Limitations & Future Work

  • Mono 16kHz: Audio quality is limited. High-fidelity audio generation (e.g., 44.1kHz stereo) remains to be explored.
  • Fixed 3-Second Duration: Incapable of handling longer action sequences or continuous action streams.
  • Ambient Sound Stationarity Assumption: In scenarios with rapid scene changes (e.g., walking through different rooms), the ambient sound in neighboring audio may vary significantly, violating the assumption.
  • Domain Gap in VR Game Scenes: While preliminary results are promising, the visual feature differences between synthetic scenes and real egocentric videos are large, requiring further domain adaptation.
  • Evaluation Metric Limitations: The upper bound of AV-Sync accuracy is only 77.69% (ground truth), indicating that the metric itself is noisy; the action-focused mode lacks objective evaluation (due to the absence of isolated ground truth).
  • Unexplored Text Conditioning: Although Ego4D contains action narratives, the model does not utilize text as a generation condition, which could potentially enhance semantic alignment.
  • vs. Diff-Foley: Both use the LDM framework, but Diff-Foley does not address ambient noise, resulting in poor generation quality on in-the-wild data. Additionally, Diff-Foley's video features are not tailored for egocentric videos. AV-LDM achieves a 72% lower FAD and a 7x higher AV-Sync on Ego4D-Sounds compared to Diff-Foley.
  • vs. REGNET: REGNET also attempts to generate only visually relevant sounds but heavily relies on predefined sound categories and bottleneck designs, failing completely on in-the-wild data (FAD 8.38, AV-Sync only 3.9%). AV-LDM's implicit disentanglement is much more generalizable.
  • vs. CondFoleyGen: CondFoleyGen also uses extra video conditions to control generated sound features, but with a different purpose (modifying sound attributes vs. foreground-background disentanglement) and does not handle the ambient noise issue in-the-wild.

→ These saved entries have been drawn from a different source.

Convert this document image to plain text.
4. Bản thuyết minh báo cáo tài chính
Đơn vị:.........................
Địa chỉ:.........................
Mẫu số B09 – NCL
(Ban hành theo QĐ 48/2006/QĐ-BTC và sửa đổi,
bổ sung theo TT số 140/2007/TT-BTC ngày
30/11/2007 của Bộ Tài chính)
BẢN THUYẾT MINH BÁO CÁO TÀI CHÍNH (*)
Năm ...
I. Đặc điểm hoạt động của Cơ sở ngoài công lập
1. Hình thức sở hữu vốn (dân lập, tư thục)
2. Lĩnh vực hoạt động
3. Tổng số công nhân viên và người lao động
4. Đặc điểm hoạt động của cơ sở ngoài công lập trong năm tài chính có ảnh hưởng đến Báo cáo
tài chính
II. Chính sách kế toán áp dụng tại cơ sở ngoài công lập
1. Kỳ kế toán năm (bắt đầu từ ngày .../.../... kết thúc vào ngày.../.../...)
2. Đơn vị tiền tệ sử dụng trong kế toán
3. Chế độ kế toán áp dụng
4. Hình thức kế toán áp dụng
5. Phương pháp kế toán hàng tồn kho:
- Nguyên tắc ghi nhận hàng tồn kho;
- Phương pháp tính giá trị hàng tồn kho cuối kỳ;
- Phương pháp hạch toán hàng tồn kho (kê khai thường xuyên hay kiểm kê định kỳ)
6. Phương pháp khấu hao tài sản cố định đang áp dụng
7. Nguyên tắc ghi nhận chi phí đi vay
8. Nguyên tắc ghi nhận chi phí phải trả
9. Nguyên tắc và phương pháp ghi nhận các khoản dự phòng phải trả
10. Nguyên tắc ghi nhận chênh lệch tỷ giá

  • "Neighboring Condition" as a General Disentanglement Paradigm: The idea of using temporally adjacent samples as conditions to disentangle continuous signals from transient signals can be extended to scenarios like video dehazing (continuous haze vs. transient objects) and medical signal denoising (baseline wander vs. transient events).

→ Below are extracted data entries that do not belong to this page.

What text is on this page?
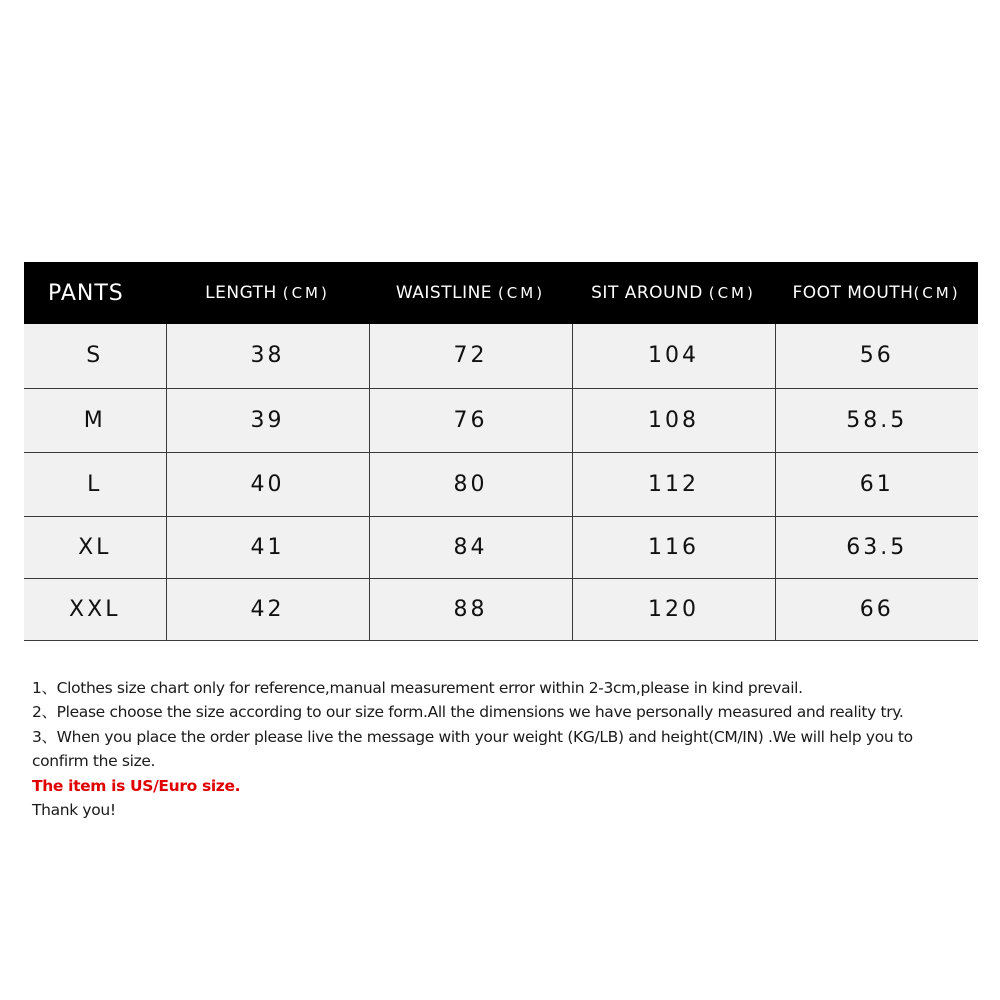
PANTS	LENGTH (CM)	WAISTLINE (CM)	SIT AROUND (CM)	FOOT MOUTH(CM)
S	38	72	104	56
M	39	76	108	58.5
L	40	80	112	61
XL	41	84	116	63.5
XXL	42	88	120	66

1、Clothes size chart only for reference,manual measurement error within 2-3cm,please in kind prevail.

2、Please choose the size according to our size form.All the dimensions we have personally measured and reality try.

3、When you place the order please live the message with your weight (KG/LB) and height(CM/IN) .We will help you to confirm the size.

The item is US/Euro size.

Thank you!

  • Application of RAG in Multimodal Generation: Retrieval augmentation is not only useful for text generation but is also highly effective for conditional generation in modalities like audio and video.

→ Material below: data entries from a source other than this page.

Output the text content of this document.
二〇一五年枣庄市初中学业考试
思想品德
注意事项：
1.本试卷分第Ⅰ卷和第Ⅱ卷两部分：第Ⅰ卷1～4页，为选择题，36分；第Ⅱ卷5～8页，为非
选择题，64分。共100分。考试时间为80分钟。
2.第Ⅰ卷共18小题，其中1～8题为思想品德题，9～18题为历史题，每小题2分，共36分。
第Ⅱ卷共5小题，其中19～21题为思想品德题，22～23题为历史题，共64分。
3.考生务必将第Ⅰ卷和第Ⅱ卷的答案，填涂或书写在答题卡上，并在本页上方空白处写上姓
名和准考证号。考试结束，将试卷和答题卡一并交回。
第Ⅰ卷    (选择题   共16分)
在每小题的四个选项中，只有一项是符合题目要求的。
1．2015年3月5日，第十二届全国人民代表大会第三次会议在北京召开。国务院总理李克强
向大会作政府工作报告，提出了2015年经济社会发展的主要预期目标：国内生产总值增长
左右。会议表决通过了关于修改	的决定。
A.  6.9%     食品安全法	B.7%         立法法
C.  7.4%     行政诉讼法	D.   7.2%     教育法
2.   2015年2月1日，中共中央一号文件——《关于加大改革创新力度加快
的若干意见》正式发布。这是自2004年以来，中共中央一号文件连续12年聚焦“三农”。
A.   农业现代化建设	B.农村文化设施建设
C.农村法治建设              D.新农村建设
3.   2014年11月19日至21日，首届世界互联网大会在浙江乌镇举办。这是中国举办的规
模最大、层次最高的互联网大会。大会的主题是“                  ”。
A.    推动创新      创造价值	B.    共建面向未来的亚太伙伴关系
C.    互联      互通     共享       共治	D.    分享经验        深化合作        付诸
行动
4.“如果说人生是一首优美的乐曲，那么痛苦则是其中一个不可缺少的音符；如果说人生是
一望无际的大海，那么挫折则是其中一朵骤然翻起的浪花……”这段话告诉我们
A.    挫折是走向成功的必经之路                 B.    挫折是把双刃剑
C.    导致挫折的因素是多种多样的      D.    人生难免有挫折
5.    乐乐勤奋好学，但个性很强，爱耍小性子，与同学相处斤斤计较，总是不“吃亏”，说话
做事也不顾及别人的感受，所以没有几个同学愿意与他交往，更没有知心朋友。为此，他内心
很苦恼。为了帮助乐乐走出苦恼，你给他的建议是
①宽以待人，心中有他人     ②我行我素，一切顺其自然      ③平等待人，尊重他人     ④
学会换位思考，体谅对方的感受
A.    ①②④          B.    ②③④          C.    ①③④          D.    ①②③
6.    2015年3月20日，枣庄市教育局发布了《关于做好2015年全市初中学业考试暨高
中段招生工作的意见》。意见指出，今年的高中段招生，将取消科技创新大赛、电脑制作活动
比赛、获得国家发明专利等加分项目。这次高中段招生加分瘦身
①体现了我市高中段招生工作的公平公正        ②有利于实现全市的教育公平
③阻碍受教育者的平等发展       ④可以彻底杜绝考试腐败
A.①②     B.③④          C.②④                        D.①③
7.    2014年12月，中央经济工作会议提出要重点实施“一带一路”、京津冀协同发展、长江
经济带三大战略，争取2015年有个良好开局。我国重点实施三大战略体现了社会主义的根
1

  • Ego4D Ecosystem: Ego4D-Sounds extends the application scope of Ego4D. Generative tasks (not just understanding) are emerging as a new direction in egocentric video research.

Rating

  • Novelty: ⭐⭐⭐⭐ The idea of using neighboring audio conditions for disentanglement is simple and effective, though the base architecture (LDM + cross attention) follows a standard design.
  • Experimental Thoroughness: ⭐⭐⭐⭐⭐ Extremely complete, featuring multi-dataset evaluation, comprehensive ablation studies, human evaluation, controllability validation, and cross-domain demos.
  • Writing Quality: ⭐⭐⭐⭐⭐ The problem definition is clear, the motivation is natural and smooth, and the diagrams are intuitive and easy to understand.
  • Value: ⭐⭐⭐⭐ It pioneers the direction of ambient-aware audio generation and makes a substantial dataset contribution, though the application scenario is somewhat niche.